CRP is felt to be more sensitive than ESR, as well as more useful in evaluating the severity of inflammatory diseases over time.
RF is a blood test that assists in the diagnosis of rheumatoid arthritis. This test is designed to detect a specific autoantibody of immunoglobulin G.
High levels of RF indicate a high probability of rheumatoid arthritis, however elevated RF can occur as a result of other diseases. A negative RF does not rule out rheumatoid arthritis.
ANA is a blood test designed to detect a range of antibodies to human proteins, known as autoantibodies.
The basic ANA detects the presence of autoantibodies without specific typing. In the presence of a positive screening ANA, subtyping is performed to quantify and identify the specific type(s) of autoantibodies present.
High titers of autoantibodies are indicative of an autoimmune disorder (e.g. RA, SLE, Sjorgren’s Syndrome), however approximately 20% of the normal population carries an elevated ANA titer.

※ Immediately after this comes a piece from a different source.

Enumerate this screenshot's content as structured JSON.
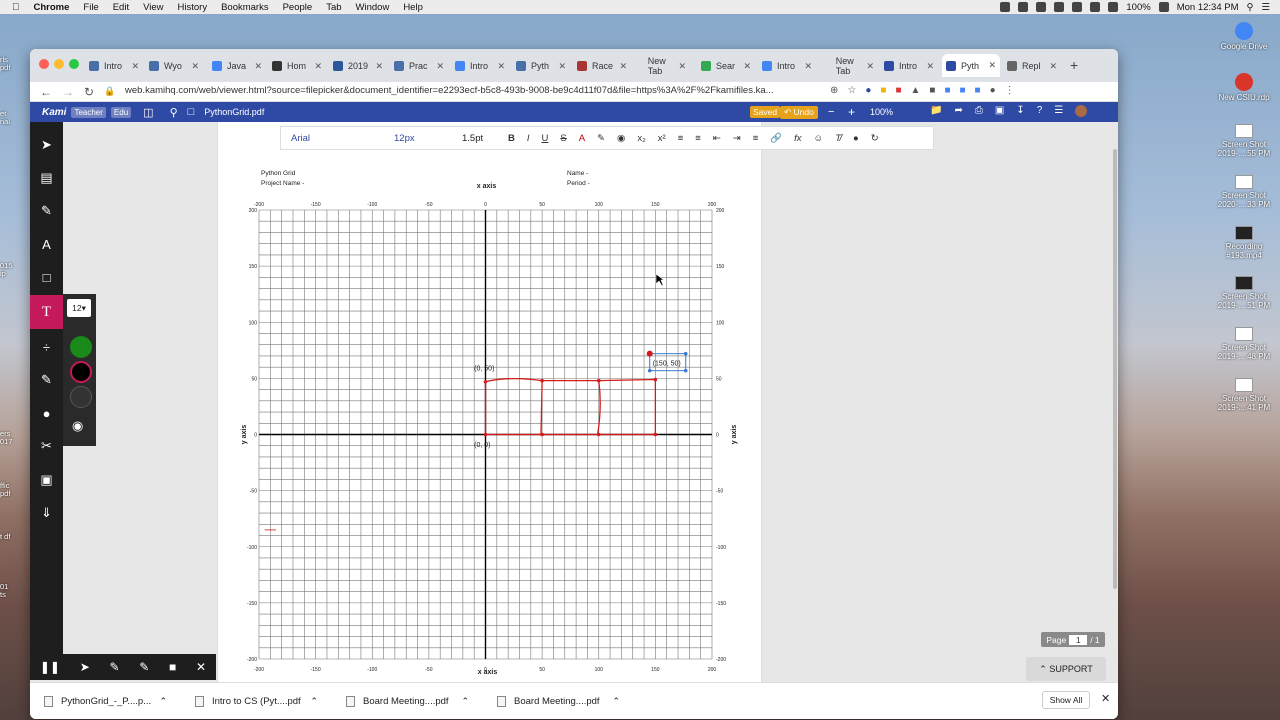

HLA B27 is a surface antigen strongly associated with spondyloarthropathy (joint disease in the spine). HLA B27 is most often associated with ankylosing spondylitis (AS), but is also associated with several other problems.
Up to 90% of patients with clinical findings of AS have a positive HLA B27, however less than 20% of HLA B27 positive patients develop AS. This reinforces the importance of clinical diagnosis rather than dependence on the test as diagnostic criteria.
CMP is a panel of blood tests that evaluates metabolic bodily function. The panel consists of tests for the following organs/systems:
Vitamin D – Test for levels of the calciferol group, which is important in promoting bone strength.
Vitamin B12 – Test for levels of cobalamin, important in formation of blood cells and nervous system function.
Serum Protein – Test for levels of several types of protein and albumin. This test screens for multiple disease states, including kidney problems, immune disorders, liver disease and multiple myeloma.
Thyroid hormone levels (T3, T4, TSH) – Test for levels of thyroid hormones and the thyroid stimulating agent. These tests evaluate the function of the thyroid gland.